Even though wolf numbers have been recovering in recent years and the species is considered to be in good condition in Estonia, the total number of specimens is many times below the peak of the 1990s. Researchers say that attitudes in society suggest Estonians are not willing to tolerate more than a few dozen packs.
Last fall, Estonia counted 33 packs with pups for a total of a little over 300 wolves. The fall-winter hunting season, traffic accidents and more natural causes reduced this to around 150-170 animals by spring. "Wolves are evenly distributed all over Estonia, with high numbers in all areas. Populations have reached the limits of inward growth in major protected areas and other such places, and the only thing that can change is the size of different packs' territories, said Marko Kübarsepp, chief specialist of the game monitoring working group of the Environment Agency. In other words, as the number of packs grows, groups of wolves must settle for a smaller territory.
The number of packs can differ greatly from one year to the next. But Kübarsepp said that wolf numbers are definitely greater than they were 20 years ago. At the low point in 2003, Estonia could have had as few as five packs with pups. It is difficult to say anything concrete about the period before as wolves were counted mainly based on the number of hunted animals, which would amount to comparing apples to oranges.
But it is clear that Estonia had a lot more wolves than it does now in the middle of the 1990s. Kübarsepp said that as society was not as networked at the time, the topic did not find such widespread coverage. "We do not know how many wolves came from other areas at the time. But a single winter saw 308 wolves shot, which might have been over 800 during three years," the chief specialist recalled. Because these numbers persisted for several years, it is believed the total wolf population was much greater than today.
Estonia's large predators control plan recommends maintaining 20-30 packs in mainland Estonia. "This is not something we came up with ourselves, instead, the recommendation was born out of cooperation between several groups. We tend to see public opinion become the number one enemy of wolves whenever their numbers grow too much," Kübarsepp said.
Wolf populations are naturally kept in check by the animals' territorial behavior, while this point is still far away in mainland Estonia. "Wolves can claim much bigger territories than they need to survive. When Estonia still had around 20 packs, each one may have claimed an area of 900-1,200 square kilometers. This has fallen to 500-700 square kilometers now, which is three to four times the size of Tallinn.
Alfa females are willing to tolerate more ambitious young wolves to a certain point. "For example, when one of the leading pair's older daughters decides to settle nearby, the territory is divided in two, just like we used to do with farmland," Kübarsepp pointed out. But starting from a certain point, territories become too small, even if wolves sometimes go after sheep.

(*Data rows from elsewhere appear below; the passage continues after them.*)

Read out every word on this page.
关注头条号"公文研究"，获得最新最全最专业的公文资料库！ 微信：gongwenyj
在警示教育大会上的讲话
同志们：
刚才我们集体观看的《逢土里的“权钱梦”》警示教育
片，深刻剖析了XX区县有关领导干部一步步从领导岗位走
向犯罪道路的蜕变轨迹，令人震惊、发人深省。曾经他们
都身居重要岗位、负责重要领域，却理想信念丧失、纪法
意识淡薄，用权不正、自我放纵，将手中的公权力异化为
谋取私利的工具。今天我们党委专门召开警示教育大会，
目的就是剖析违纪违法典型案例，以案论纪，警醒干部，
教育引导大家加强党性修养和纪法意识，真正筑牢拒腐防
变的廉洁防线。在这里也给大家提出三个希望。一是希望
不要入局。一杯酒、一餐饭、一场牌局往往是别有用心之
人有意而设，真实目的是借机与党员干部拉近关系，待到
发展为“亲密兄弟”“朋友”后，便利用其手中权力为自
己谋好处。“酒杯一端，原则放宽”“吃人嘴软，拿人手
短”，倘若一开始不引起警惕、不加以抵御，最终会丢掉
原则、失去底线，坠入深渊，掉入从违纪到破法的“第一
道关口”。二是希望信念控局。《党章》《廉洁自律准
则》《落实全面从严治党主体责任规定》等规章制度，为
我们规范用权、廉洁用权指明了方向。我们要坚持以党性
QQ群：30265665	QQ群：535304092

This mainly happens on small islands and regarding other isolated populations. "If it is impossible for wolves to emigrate from an island population, fights to the death may occur," the researcher said. This means that the 90 square kilometers that make up the island of Vormsi is not enough to facilitate a larger wolf pack, he suggested, especially if the trend of reduced winter ice cover persists.
Marko Kübarsepp said that the image of wolves in society taking a hit might be a bigger problem than fights over territory between the animals themselves. The more wolves that share a limited territory with people, the greater the chance of livestock and dogs being killed. "Looking at the examples of Hiiumaa and Saaremaa, we do not need to foster that defiance and hatred. The wolves do not need it either. People must understand that other species need enough room. If we can take care of our wolves in more suitable places, should we really risk turning public opinion against these predators once again?"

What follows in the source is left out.